The agreement follows a 12-month test in Giant’s Baltimore locations.

Giant posted sales of $5.94 billion in sales in 2004, according to Hoover’s, an online business information service. In the third quarter of 2005, identical store sales for Giant slumped 2.3 percent from the previous year.

Last May, Giant announced it was getting out of the manufacturing business.

After much speculation, Giant — owned by Royal Ahold of the Netherlands — sold its 1.6 million-square-foot Landover campus to affiliates of privately held Preferred Real Estate Investments of Pennsylvania. The company plans to rename the property and build an office park on the 104-acre site.

Giant expects to conclude negotiations on a new 50,000-square-foot administrative building soon, but is still uncertain if it will be in Prince George’s. About 250 administrative workers would relocate in the move, Scher said.

While Giant remains the No. 1 supermarket chain in the Baltimore and Washington, D.C., markets, its market share has gradually declined the past few years, as other chains, including CVS and Wal-Mart, continue to climb.
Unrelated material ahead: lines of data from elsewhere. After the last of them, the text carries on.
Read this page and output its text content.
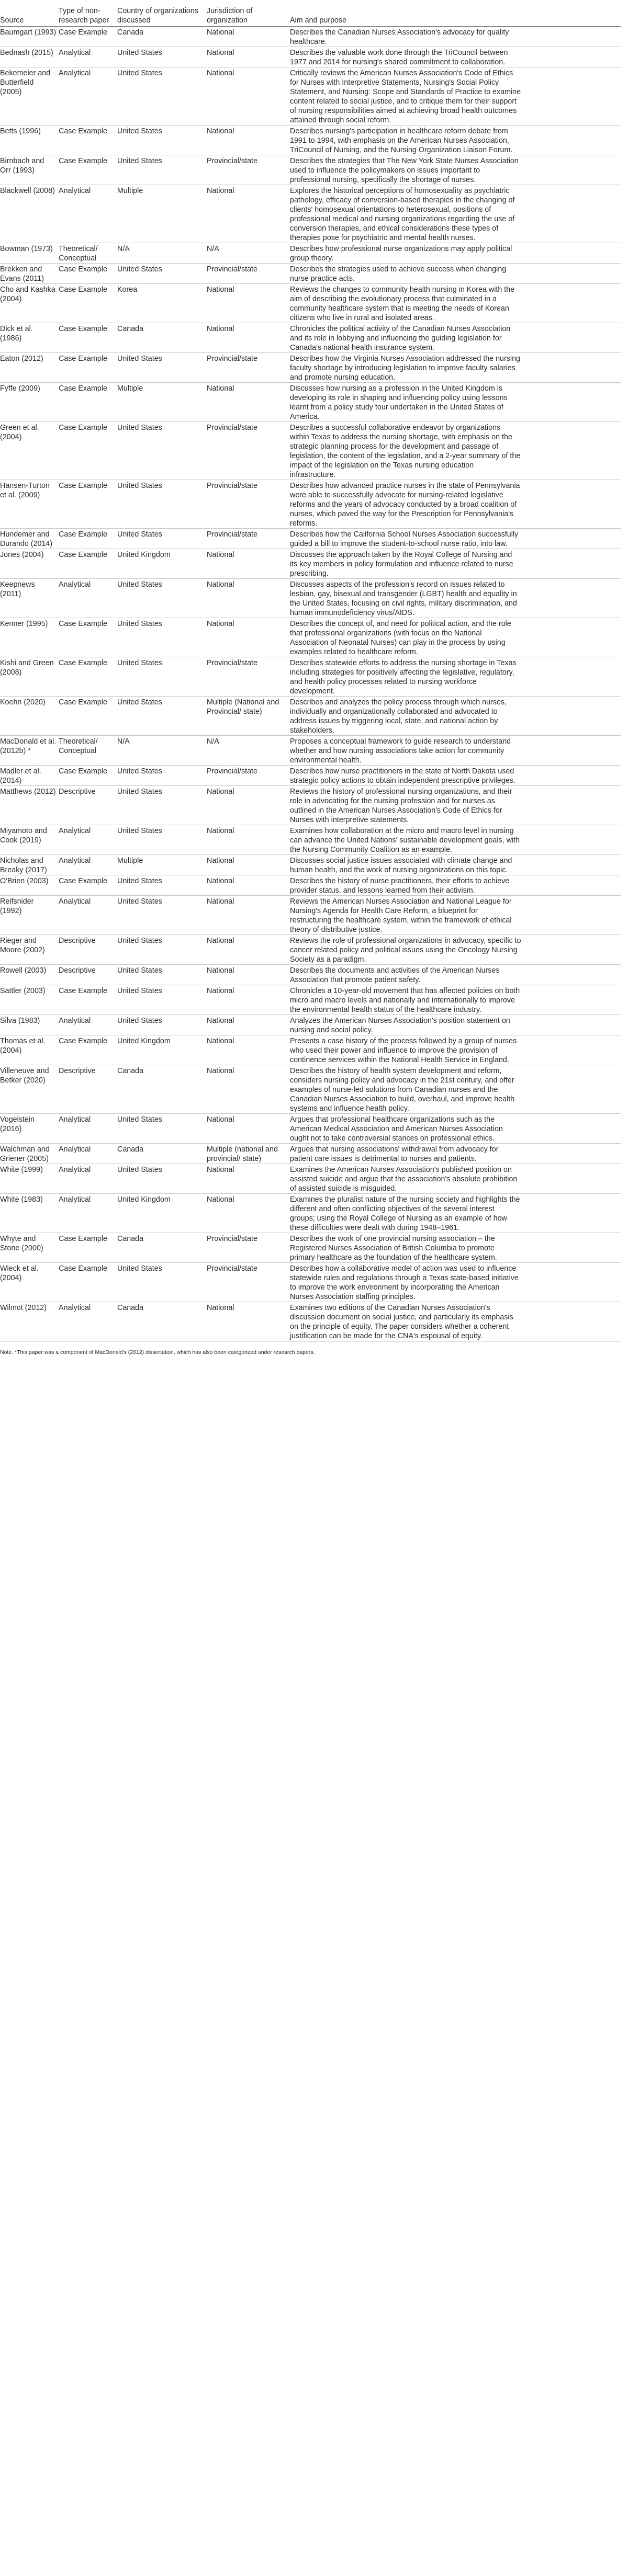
Source	Type of non-research paper	Country of organizations discussed	Jurisdiction of organization	Aim and purpose
Baumgart (1993)	Case Example	Canada	National	Describes the Canadian Nurses Association's advocacy for quality healthcare.
Bednash (2015)	Analytical	United States	National	Describes the valuable work done through the TriCouncil between 1977 and 2014 for nursing's shared commitment to collaboration.
Bekemeier and Butterfield (2005)	Analytical	United States	National	Critically reviews the American Nurses Association's Code of Ethics for Nurses with Interpretive Statements, Nursing's Social Policy Statement, and Nursing: Scope and Standards of Practice to examine content related to social justice, and to critique them for their support of nursing responsibilities aimed at achieving broad health outcomes attained through social reform.
Betts (1996)	Case Example	United States	National	Describes nursing's participation in healthcare reform debate from 1991 to 1994, with emphasis on the American Nurses Association, TriCouncil of Nursing, and the Nursing Organization Liaison Forum.
Birnbach and Orr (1993)	Case Example	United States	Provincial/state	Describes the strategies that The New York State Nurses Association used to influence the policymakers on issues important to professional nursing, specifically the shortage of nurses.
Blackwell (2008)	Analytical	Multiple	National	Explores the historical perceptions of homosexuality as psychiatric pathology, efficacy of conversion-based therapies in the changing of clients' homosexual orientations to heterosexual, positions of professional medical and nursing organizations regarding the use of conversion therapies, and ethical considerations these types of therapies pose for psychiatric and mental health nurses.
Bowman (1973)	Theoretical/ Conceptual	N/A	N/A	Describes how professional nurse organizations may apply political group theory.
Brekken and Evans (2011)	Case Example	United States	Provincial/state	Describes the strategies used to achieve success when changing nurse practice acts.
Cho and Kashka (2004)	Case Example	Korea	National	Reviews the changes to community health nursing in Korea with the aim of describing the evolutionary process that culminated in a community healthcare system that is meeting the needs of Korean citizens who live in rural and isolated areas.
Dick et al. (1986)	Case Example	Canada	National	Chronicles the political activity of the Canadian Nurses Association and its role in lobbying and influencing the guiding legislation for Canada's national health insurance system.
Eaton (2012)	Case Example	United States	Provincial/state	Describes how the Virginia Nurses Association addressed the nursing faculty shortage by introducing legislation to improve faculty salaries and promote nursing education.
Fyffe (2009)	Case Example	Multiple	National	Discusses how nursing as a profession in the United Kingdom is developing its role in shaping and influencing policy using lessons learnt from a policy study tour undertaken in the United States of America.
Green et al. (2004)	Case Example	United States	Provincial/state	Describes a successful collaborative endeavor by organizations within Texas to address the nursing shortage, with emphasis on the strategic planning process for the development and passage of legislation, the content of the legislation, and a 2-year summary of the impact of the legislation on the Texas nursing education infrastructure.
Hansen-Turton et al. (2009)	Case Example	United States	Provincial/state	Describes how advanced practice nurses in the state of Pennsylvania were able to successfully advocate for nursing-related legislative reforms and the years of advocacy conducted by a broad coalition of nurses, which paved the way for the Prescription for Pennsylvania's reforms.
Hundemer and Durando (2014)	Case Example	United States	Provincial/state	Describes how the California School Nurses Association successfully guided a bill to improve the student-to-school nurse ratio, into law.
Jones (2004)	Case Example	United Kingdom	National	Discusses the approach taken by the Royal College of Nursing and its key members in policy formulation and influence related to nurse prescribing.
Keepnews (2011)	Analytical	United States	National	Discusses aspects of the profession's record on issues related to lesbian, gay, bisexual and transgender (LGBT) health and equality in the United States, focusing on civil rights, military discrimination, and human immunodeficiency virus/AIDS.
Kenner (1995)	Case Example	United States	National	Describes the concept of, and need for political action, and the role that professional organizations (with focus on the National Association of Neonatal Nurses) can play in the process by using examples related to healthcare reform.
Kishi and Green (2008)	Case Example	United States	Provincial/state	Describes statewide efforts to address the nursing shortage in Texas including strategies for positively affecting the legislative, regulatory, and health policy processes related to nursing workforce development.
Koehn (2020)	Case Example	United States	Multiple (National and Provincial/ state)	Describes and analyzes the policy process through which nurses, individually and organizationally collaborated and advocated to address issues by triggering local, state, and national action by stakeholders.
MacDonald et al. (2012b) *	Theoretical/ Conceptual	N/A	N/A	Proposes a conceptual framework to guide research to understand whether and how nursing associations take action for community environmental health.
Madler et al. (2014)	Case Example	United States	Provincial/state	Describes how nurse practitioners in the state of North Dakota used strategic policy actions to obtain independent prescriptive privileges.
Matthews (2012)	Descriptive	United States	National	Reviews the history of professional nursing organizations, and their role in advocating for the nursing profession and for nurses as outlined in the American Nurses Association's Code of Ethics for Nurses with interpretive statements.
Miyamoto and Cook (2019)	Analytical	United States	National	Examines how collaboration at the micro and macro level in nursing can advance the United Nations' sustainable development goals, with the Nursing Community Coalition as an example.
Nicholas and Breaky (2017)	Analytical	Multiple	National	Discusses social justice issues associated with climate change and human health, and the work of nursing organizations on this topic.
O'Brien (2003)	Case Example	United States	National	Describes the history of nurse practitioners, their efforts to achieve provider status, and lessons learned from their activism.
Reifsnider (1992)	Analytical	United States	National	Reviews the American Nurses Association and National League for Nursing's Agenda for Health Care Reform, a blueprint for restructuring the healthcare system, within the framework of ethical theory of distributive justice.
Rieger and Moore (2002)	Descriptive	United States	National	Reviews the role of professional organizations in advocacy, specific to cancer related policy and political issues using the Oncology Nursing Society as a paradigm.
Rowell (2003)	Descriptive	United States	National	Describes the documents and activities of the American Nurses Association that promote patient safety.
Sattler (2003)	Case Example	United States	National	Chronicles a 10-year-old movement that has affected policies on both micro and macro levels and nationally and internationally to improve the environmental health status of the healthcare industry.
Silva (1983)	Analytical	United States	National	Analyzes the American Nurses Association's position statement on nursing and social policy.
Thomas et al. (2004)	Case Example	United Kingdom	National	Presents a case history of the process followed by a group of nurses who used their power and influence to improve the provision of continence services within the National Health Service in England.
Villeneuve and Betker (2020)	Descriptive	Canada	National	Describes the history of health system development and reform, considers nursing policy and advocacy in the 21st century, and offer examples of nurse-led solutions from Canadian nurses and the Canadian Nurses Association to build, overhaul, and improve health systems and influence health policy.
Vogelstein (2016)	Analytical	United States	National	Argues that professional healthcare organizations such as the American Medical Association and American Nurses Association ought not to take controversial stances on professional ethics.
Walchman and Griener (2005)	Analytical	Canada	Multiple (national and provincial/ state)	Argues that nursing associations' withdrawal from advocacy for patient care issues is detrimental to nurses and patients.
White (1999)	Analytical	United States	National	Examines the American Nurses Association's published position on assisted suicide and argue that the association's absolute prohibition of assisted suicide is misguided.
White (1983)	Analytical	United Kingdom	National	Examines the pluralist nature of the nursing society and highlights the different and often conflicting objectives of the several interest groups; using the Royal College of Nursing as an example of how these difficulties were dealt with during 1948–1961.
Whyte and Stone (2000)	Case Example	Canada	Provincial/state	Describes the work of one provincial nursing association – the Registered Nurses Association of British Columbia to promote primary healthcare as the foundation of the healthcare system.
Wieck et al. (2004)	Case Example	United States	Provincial/state	Describes how a collaborative model of action was used to influence statewide rules and regulations through a Texas state-based initiative to improve the work environment by incorporating the American Nurses Association staffing principles.
Wilmot (2012)	Analytical	Canada	National	Examines two editions of the Canadian Nurses Association's discussion document on social justice, and particularly its emphasis on the principle of equity. The paper considers whether a coherent justification can be made for the CNA's espousal of equity.
Note. *This paper was a component of MacDonald's (2012) dissertation, which has also been categorized under research papers.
Giant and Stop & Shop Supermarket Co. of Quincy, Mass., also owned by Royal Ahold, have been jointly managed since 2004. Also in 2004, almost 650 administrative jobs were moved from the Landover headquarters to locations outside of the area as part of the consolidation with Stop & Shop.

Stop & Shop has more than 58,000 employees and operates 376 supermarkets in Massachusetts, Rhode Island, Connecticut, New Hampshire, New York and New Jersey, according to company information.

Starbucks Corp., meanwhile, continues to dominate the retail coffee industry. The company reported $1.934 billion in net revenue for the quarter that ended Jan. 1, up from $1.589 billion in the prior-year quarter, according to filings with the U.S. Securities and Exchange Commission. Net earnings for the quarter were $175 million, up from $145 million the previous year.